SIMOICS : Simulation and Instrumentation for Multi-Objective Optimization by Artificial Intelligence – Cold Spray.
Coordinator: Nicolas JOZEFOWIEZ
LORIA (Université de Lorraine)
Keywords: Artificial Intelligence, bayesian optimization, quality diversity,
multi-objective optimization, instrumentation, multi-physics simulation, cold spray, laser remelting, thermal treatment, characterization.
The synthesis processes for materials are multi-parametric, multi-physical, and multi-scale, and
the corresponding analytical and numerical models are generally incomplete. Optimizing them is
all the more complex as objectives can be multiple and not easily defined by mathematical laws.
For example, how can one simultaneously optimize the material properties and the energy efficiency of the process? The SIMOICS project proposes using artificial intelligence models to address this issue and applying them to ColdSpray processes and post-treatments associated with the CorrIS platforms at MATEIS (A-DREAM project) and the CEA (ARTEMIS project). The goal is to combine tools to converge quickly on a solution by performing the minimum number of simulations and/or experiments on the real system.
To achieve this, INRIA and LORIA will focus on building surrogate models that incorporate data from experiments and simulations, generating multiple high-performance solutions using “Quality-Diversity” evolutionary algorithms, and utilizing multi-objective “black-box” optimization tools.
To provide data for the AI models, the ColdSpray processes and post-treatments will be instrumented and simulated.

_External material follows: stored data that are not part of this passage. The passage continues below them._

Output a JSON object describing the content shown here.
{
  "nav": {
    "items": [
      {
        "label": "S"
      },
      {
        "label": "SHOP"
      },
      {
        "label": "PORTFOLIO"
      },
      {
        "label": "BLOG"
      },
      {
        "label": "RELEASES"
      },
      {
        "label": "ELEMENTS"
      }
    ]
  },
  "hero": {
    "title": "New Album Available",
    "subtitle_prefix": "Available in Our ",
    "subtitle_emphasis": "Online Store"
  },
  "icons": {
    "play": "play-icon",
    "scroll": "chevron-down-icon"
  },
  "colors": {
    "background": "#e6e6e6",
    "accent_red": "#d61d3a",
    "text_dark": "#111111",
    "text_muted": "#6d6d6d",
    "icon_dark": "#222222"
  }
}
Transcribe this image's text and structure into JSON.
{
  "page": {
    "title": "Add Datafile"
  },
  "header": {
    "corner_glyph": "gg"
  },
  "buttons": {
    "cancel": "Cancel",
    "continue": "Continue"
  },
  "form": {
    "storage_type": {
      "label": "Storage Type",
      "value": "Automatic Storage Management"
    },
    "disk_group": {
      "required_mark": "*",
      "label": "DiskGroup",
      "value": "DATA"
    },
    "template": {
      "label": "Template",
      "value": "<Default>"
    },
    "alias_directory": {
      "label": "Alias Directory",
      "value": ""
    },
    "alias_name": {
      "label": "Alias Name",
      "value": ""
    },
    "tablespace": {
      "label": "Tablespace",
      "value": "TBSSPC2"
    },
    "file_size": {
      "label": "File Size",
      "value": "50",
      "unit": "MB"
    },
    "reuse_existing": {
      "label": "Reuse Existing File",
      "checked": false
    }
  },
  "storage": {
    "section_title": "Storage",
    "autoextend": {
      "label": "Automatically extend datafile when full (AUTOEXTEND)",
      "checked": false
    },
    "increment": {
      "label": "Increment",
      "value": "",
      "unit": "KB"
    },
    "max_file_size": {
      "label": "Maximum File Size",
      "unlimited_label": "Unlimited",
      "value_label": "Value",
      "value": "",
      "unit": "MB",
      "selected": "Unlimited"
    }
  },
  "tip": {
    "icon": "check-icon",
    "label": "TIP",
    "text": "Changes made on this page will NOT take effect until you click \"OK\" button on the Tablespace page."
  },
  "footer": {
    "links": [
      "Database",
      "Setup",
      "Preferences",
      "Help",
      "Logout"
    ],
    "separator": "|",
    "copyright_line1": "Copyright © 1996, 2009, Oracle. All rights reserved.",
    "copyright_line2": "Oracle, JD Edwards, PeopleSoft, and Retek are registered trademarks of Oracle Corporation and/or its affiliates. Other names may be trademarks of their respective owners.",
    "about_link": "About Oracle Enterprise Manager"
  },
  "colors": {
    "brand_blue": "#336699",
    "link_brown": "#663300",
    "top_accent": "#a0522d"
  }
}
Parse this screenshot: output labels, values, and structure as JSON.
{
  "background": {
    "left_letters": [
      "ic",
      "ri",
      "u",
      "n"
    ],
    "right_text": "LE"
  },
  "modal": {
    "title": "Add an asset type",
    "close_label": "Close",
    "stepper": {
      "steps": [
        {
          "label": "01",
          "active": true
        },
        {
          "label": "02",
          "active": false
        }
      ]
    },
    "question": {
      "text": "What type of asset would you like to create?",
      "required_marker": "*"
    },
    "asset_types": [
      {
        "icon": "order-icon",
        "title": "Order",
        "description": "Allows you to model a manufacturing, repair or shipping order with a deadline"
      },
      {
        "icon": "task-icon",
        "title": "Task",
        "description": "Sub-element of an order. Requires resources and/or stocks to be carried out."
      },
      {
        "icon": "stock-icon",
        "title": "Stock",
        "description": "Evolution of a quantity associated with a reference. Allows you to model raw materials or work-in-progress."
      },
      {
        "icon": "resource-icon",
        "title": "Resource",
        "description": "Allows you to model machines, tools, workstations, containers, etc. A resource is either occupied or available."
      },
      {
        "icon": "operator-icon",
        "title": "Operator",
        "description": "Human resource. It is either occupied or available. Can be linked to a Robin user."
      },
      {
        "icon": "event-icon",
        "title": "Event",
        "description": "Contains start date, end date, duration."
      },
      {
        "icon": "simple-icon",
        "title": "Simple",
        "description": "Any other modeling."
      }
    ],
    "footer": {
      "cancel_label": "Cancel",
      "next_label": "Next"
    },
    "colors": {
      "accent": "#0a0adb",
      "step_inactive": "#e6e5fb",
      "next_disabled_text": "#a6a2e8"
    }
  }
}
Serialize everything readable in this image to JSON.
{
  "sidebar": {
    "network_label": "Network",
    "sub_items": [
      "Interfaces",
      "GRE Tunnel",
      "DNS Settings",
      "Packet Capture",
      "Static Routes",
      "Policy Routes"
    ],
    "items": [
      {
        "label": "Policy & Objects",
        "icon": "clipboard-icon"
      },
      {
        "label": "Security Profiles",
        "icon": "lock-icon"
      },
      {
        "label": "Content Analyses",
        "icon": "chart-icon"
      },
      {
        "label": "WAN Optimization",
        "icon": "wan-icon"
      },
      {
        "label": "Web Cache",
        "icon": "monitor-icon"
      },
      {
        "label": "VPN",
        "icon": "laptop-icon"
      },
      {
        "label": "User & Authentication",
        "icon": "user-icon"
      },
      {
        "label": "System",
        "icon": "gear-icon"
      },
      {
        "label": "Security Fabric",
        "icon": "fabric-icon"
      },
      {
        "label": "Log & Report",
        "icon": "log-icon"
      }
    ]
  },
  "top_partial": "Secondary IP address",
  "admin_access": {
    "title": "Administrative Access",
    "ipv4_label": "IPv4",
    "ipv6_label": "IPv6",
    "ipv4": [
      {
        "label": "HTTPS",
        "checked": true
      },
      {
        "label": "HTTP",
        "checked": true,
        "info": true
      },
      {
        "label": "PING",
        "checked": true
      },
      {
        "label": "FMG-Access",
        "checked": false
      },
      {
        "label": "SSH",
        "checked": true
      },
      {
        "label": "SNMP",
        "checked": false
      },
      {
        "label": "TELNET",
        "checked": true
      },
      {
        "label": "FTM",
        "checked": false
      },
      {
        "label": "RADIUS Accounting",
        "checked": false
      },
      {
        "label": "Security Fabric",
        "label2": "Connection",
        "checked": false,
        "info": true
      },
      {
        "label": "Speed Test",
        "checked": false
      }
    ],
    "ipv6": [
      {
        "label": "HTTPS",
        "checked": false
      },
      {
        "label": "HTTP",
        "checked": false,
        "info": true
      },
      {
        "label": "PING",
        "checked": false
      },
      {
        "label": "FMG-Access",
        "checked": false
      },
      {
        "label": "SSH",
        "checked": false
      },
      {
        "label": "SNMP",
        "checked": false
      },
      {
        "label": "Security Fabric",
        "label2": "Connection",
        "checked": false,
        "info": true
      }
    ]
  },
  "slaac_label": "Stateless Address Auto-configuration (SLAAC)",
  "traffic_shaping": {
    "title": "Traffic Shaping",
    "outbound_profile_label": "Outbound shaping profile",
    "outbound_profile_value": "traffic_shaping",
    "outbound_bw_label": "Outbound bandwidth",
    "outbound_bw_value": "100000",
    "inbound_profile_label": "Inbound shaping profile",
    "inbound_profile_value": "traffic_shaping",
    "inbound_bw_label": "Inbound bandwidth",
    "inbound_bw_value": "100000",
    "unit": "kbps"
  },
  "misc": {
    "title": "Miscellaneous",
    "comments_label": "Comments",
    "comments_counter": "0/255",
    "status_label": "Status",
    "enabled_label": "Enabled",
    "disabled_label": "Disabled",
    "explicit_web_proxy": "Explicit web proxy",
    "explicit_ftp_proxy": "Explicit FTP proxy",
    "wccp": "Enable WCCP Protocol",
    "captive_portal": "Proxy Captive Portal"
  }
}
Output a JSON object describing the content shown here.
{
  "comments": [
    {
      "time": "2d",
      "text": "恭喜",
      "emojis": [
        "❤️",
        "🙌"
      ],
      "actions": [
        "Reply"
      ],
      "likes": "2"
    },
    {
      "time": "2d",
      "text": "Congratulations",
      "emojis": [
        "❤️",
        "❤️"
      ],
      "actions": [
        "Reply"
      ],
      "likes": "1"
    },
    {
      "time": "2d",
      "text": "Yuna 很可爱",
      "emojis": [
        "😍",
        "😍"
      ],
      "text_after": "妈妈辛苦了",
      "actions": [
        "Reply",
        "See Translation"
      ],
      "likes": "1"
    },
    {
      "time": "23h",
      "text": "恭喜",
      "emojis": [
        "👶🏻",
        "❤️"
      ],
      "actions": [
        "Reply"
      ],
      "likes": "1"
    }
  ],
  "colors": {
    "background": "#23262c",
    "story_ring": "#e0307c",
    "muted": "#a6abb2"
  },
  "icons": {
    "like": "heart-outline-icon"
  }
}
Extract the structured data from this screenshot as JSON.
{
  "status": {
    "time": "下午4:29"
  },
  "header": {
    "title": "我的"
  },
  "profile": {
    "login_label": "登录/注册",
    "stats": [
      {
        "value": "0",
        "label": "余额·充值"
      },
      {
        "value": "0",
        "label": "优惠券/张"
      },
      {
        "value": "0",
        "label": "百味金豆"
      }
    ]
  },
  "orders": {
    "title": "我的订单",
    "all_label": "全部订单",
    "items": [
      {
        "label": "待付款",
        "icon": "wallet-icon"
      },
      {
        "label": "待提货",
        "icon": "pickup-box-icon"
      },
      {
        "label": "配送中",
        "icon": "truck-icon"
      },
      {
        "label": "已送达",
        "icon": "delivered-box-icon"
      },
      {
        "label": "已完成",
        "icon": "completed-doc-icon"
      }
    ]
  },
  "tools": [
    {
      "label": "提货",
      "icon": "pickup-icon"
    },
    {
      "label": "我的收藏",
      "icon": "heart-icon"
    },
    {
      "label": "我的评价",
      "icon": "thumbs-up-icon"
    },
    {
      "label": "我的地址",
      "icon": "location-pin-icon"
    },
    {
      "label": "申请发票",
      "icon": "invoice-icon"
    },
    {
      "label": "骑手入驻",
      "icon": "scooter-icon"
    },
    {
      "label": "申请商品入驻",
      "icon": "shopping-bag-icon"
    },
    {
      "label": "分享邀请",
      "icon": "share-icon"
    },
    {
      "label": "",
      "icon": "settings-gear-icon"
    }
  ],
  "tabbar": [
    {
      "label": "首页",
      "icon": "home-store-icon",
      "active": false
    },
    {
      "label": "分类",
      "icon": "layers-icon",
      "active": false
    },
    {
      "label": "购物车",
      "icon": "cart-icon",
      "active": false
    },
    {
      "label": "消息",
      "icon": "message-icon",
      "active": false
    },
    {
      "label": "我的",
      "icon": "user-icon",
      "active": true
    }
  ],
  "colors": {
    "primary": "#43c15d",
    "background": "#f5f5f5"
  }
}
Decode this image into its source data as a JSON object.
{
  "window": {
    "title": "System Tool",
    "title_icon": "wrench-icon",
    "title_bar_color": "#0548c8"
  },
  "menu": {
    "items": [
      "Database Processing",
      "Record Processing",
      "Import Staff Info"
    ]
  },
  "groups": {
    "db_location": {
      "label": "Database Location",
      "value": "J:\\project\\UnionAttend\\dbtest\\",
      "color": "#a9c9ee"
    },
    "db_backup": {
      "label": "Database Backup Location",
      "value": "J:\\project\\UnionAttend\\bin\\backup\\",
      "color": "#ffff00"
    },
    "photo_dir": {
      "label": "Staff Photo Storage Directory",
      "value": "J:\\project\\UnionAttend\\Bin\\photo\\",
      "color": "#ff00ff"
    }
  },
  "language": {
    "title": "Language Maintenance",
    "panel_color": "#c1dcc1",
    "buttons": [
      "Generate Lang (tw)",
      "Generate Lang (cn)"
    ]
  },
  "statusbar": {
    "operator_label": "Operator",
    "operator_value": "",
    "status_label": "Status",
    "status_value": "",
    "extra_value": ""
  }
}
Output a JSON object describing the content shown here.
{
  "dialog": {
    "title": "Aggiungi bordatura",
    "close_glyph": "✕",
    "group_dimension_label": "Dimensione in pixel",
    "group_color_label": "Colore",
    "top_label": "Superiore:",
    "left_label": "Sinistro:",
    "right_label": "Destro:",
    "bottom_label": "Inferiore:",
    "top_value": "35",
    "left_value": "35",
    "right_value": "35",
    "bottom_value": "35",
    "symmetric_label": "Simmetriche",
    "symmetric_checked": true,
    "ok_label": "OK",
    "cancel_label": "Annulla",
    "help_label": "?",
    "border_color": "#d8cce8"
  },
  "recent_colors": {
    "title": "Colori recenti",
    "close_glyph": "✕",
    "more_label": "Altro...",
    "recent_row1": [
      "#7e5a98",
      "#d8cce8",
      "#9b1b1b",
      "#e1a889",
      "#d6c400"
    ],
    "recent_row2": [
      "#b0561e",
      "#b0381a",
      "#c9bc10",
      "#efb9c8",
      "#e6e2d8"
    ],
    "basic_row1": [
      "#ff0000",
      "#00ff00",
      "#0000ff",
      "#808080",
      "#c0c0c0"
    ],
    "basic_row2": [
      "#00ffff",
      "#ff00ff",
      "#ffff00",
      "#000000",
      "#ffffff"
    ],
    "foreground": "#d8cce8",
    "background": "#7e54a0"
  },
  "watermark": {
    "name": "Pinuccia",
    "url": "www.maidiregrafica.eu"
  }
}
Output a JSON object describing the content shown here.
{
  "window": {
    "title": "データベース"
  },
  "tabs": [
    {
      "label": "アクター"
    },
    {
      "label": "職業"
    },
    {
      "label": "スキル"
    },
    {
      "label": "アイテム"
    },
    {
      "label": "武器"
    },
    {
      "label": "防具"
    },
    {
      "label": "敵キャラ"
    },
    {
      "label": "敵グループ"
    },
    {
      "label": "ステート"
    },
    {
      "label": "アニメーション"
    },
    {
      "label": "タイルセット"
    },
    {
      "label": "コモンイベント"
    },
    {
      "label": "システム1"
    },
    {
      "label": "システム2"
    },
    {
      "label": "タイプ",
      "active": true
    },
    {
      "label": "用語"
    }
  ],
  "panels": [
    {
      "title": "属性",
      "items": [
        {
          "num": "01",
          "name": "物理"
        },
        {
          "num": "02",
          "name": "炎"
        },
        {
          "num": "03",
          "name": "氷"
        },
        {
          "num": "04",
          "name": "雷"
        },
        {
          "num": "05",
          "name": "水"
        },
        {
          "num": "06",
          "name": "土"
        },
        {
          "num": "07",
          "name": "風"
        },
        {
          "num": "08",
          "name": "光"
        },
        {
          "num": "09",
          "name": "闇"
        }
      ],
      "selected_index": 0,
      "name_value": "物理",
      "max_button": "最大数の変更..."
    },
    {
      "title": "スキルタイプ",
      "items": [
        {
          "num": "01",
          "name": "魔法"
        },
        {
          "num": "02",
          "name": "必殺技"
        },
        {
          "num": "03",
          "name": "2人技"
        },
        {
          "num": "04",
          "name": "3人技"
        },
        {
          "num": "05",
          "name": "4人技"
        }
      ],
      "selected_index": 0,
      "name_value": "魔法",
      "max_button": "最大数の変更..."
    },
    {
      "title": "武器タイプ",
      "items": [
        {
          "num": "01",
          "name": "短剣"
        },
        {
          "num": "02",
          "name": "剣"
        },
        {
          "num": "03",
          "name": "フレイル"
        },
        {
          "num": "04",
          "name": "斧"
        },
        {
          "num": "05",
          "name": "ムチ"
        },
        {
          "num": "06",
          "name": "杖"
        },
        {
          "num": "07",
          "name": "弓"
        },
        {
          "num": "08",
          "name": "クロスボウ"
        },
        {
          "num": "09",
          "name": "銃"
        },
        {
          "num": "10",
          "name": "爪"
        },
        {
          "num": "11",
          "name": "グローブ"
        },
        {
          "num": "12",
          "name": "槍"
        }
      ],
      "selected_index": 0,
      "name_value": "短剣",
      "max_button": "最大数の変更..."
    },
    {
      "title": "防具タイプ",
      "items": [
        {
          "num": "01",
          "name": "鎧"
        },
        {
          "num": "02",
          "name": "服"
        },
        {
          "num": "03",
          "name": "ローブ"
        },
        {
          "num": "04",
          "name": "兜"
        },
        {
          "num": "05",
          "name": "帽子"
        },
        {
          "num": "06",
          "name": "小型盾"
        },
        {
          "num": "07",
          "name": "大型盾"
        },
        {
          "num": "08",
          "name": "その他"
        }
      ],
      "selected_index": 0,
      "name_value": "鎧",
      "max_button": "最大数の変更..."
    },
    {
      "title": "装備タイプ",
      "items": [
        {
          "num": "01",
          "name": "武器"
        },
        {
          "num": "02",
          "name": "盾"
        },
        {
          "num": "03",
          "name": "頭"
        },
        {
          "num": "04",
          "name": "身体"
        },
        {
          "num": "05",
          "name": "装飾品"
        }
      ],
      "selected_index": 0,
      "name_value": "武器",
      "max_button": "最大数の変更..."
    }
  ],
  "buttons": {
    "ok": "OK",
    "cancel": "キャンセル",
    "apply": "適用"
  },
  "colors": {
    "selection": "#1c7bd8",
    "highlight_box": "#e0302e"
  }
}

For better understanding and to optimize the performance of AI models, the material synthesis processes will be considered as subsystems corresponding to the following phases: (1) projection (transport of particles in the carrier gas [distributor and enthalpic source]), (2) deposition (impact and adhesion of particles on the substrate), and (3) post-treatment (laser remelting, densification annealing via non-conventional thermal treatment). Characterizing samples at the end of the line will also be necessary to assess the material properties and performance, which are essential optimization objectives. Experimental data will serve to calibrate the AI models and optimization algorithms.
The SIMOICS project, therefore, rests on three interdependent pillars: instrumentation, numerical simulation, and data collection and processing through artificial intelligence to solve problems with multiple solutions and objectives. SIMOICS aims to develop both online and offline tools that can be deployed on other process platforms and accelerated materials research projects and to expand the high- and low-pressure ColdSpray synthesis platforms to applications beyond corrosion and shape memory alloys (PEPR A-DREAM and ARTEMIS), thanks to AI-assisted optimal parameter search.
The project relies on teams from LORIA, recognized for their expertise in designing tools and methods for optimizing complex systems through Artificial Intelligence; INRIA, for developing optimization tools for robotic systems based on machine learning; and the teams from MATEIS and CEA, which host the high- and low-pressure Cold Spray platforms, respectively. These teams will contribute their resources and expertise in material synthesis and characterization, instrumentation, and numerical simulation of processes.